La Fédération a dépensé beaucoup d’argent pour que les joueurs se sentent bien.

La traversée de la rivière en elle-même ne dure que quelques minutes. L’embarquement, sur un bateau qui n’est pas des plus modernes, prend plus de temps. Après, il faut encore emprunter une route sinueuse, qui traverse d’abord la mangrove. Un panneau avertit : "Ici vit un homme de plus de 100 ans." Et il est bien là, assis sur le bord de la route, imperturbable devant les nombreux passants. Car depuis un mois, il en a vu passer des gens. Essentiellement des journalistes allemands. Et de temps en temps le bus des joueurs qui deviendront peut-être champions du monde.

C’est là, au bout de cette route, que se trouve le Campo Bahia, le camp de base construit par la Fédération allemande expressément pour la Coupe du monde. Hélas, on ne le verra pas : le "resort" où résident les joueurs est très bien gardé. Même les journalistes allemands n’ont pas eu droit à une visite. Ils ont toutefois un beau lot de consolation : un centre de presse impressionnant. Logo immense de la DFB et des sponsors. Bâtiments hypermodernes. Et connexion Internet impeccable, ce qui est plutôt rare au Brésil.

La Fédération allemande a vu grand

La Fédération allemande - la plus grande Fédération sportive de la planète tous sports confondus - a vu grand. Elle a longtemps réfléchi à ce qu’il faudrait mettre en place pour ne plus connaître les tensions vécues lors de l’Euro 2012. Elle a alors eu une idée "kolossale" : construire son propre centre d’entraînement ! C’est la seule des 32 équipes participant à ce tournoi qui disposait de ce luxe. Le but : que les joueurs se sentent le plus à l’aise possible. Mais il y avait aussi un autre objectif, plus implicite : renforcer les liens d’amitié entre les joueurs de la Mannschaft. Les plans des 14 villas construites ont été dessinés avec cette idée en tête. Löw, Bierhoff et consorts voulaient que chaque maison comporte six suites, qui permettent aux joueurs de vivre un mois dans une sorte de colocation de luxe.
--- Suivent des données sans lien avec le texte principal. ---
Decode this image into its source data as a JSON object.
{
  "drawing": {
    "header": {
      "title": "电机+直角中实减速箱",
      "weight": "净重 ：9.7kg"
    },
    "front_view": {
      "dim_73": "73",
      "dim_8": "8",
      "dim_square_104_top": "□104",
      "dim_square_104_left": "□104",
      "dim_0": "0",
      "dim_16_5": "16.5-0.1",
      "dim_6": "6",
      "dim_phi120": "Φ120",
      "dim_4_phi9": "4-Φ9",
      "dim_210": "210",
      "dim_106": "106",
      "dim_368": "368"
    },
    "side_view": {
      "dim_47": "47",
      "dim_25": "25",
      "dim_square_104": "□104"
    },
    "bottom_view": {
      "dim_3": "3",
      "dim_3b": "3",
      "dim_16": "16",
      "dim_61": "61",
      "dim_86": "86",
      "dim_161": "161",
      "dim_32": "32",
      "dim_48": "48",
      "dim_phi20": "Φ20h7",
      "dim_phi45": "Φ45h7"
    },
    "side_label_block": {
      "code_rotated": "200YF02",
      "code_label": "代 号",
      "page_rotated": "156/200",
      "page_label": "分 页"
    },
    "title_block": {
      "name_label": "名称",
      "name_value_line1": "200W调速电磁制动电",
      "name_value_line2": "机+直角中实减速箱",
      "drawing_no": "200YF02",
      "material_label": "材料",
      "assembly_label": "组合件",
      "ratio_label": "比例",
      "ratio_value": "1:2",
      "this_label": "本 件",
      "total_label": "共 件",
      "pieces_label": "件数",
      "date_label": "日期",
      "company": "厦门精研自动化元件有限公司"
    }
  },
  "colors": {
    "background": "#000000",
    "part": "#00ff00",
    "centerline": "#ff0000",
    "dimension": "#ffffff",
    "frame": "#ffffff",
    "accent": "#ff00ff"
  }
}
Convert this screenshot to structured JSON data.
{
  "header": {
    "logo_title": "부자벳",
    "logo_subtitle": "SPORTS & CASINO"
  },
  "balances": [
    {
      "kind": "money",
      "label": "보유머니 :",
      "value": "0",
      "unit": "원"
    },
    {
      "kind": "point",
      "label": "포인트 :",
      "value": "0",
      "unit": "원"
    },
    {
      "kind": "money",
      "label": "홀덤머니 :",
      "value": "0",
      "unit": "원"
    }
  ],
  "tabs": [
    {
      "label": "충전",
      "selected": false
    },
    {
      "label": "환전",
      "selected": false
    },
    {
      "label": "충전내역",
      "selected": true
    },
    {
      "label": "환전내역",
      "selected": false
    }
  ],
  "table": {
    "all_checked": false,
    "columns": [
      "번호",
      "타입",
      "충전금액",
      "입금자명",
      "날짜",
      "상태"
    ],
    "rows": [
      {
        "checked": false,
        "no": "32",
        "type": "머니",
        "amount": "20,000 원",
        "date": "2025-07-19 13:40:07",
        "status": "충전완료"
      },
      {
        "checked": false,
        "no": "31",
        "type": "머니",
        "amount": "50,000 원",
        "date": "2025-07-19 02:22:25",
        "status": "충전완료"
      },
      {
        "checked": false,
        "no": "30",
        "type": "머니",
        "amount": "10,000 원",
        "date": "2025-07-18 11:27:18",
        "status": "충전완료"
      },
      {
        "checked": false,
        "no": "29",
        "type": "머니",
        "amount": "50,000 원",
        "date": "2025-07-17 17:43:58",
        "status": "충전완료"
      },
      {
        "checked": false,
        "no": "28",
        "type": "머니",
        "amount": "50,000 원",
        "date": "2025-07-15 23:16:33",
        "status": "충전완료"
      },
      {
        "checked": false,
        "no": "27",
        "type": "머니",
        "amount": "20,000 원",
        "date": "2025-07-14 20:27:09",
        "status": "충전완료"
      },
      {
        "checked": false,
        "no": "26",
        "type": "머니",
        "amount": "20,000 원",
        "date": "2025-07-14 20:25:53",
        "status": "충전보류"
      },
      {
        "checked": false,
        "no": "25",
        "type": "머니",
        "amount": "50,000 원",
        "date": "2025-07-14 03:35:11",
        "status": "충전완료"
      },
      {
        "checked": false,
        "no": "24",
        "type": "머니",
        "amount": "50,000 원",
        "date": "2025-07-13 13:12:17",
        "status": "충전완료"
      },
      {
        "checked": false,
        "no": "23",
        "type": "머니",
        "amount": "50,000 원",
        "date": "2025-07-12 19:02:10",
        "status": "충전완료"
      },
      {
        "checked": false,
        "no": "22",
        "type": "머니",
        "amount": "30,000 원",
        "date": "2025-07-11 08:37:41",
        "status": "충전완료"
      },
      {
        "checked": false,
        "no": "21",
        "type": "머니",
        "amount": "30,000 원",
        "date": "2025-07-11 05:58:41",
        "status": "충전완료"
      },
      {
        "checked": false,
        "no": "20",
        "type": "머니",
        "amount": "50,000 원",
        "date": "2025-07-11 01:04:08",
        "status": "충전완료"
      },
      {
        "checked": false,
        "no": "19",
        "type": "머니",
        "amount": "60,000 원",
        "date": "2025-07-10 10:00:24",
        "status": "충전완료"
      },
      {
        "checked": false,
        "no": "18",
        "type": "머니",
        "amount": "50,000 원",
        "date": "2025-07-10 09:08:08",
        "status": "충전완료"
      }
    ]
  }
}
Podolski, dont tout le monde vante les qualités humaines, partage par exemple une villa avec Ozil. Et on murmure que l’ambiance décontractée qui règne dans la villa no 2 n’est pas étrangère au retour en forme de l’ancien joueur du Real…

Et les femmes, dans tout ça ? Dans un premier temps, il avait été envisagé de les laisser habiter dans d’autres villas du complexe, mais Löw a fait marche arrière. Elles sont dans un hôtel tout proche et ne sont autorisées à venir que les lendemains de matches. Visiblement, c’est une méthode qui fonctionne.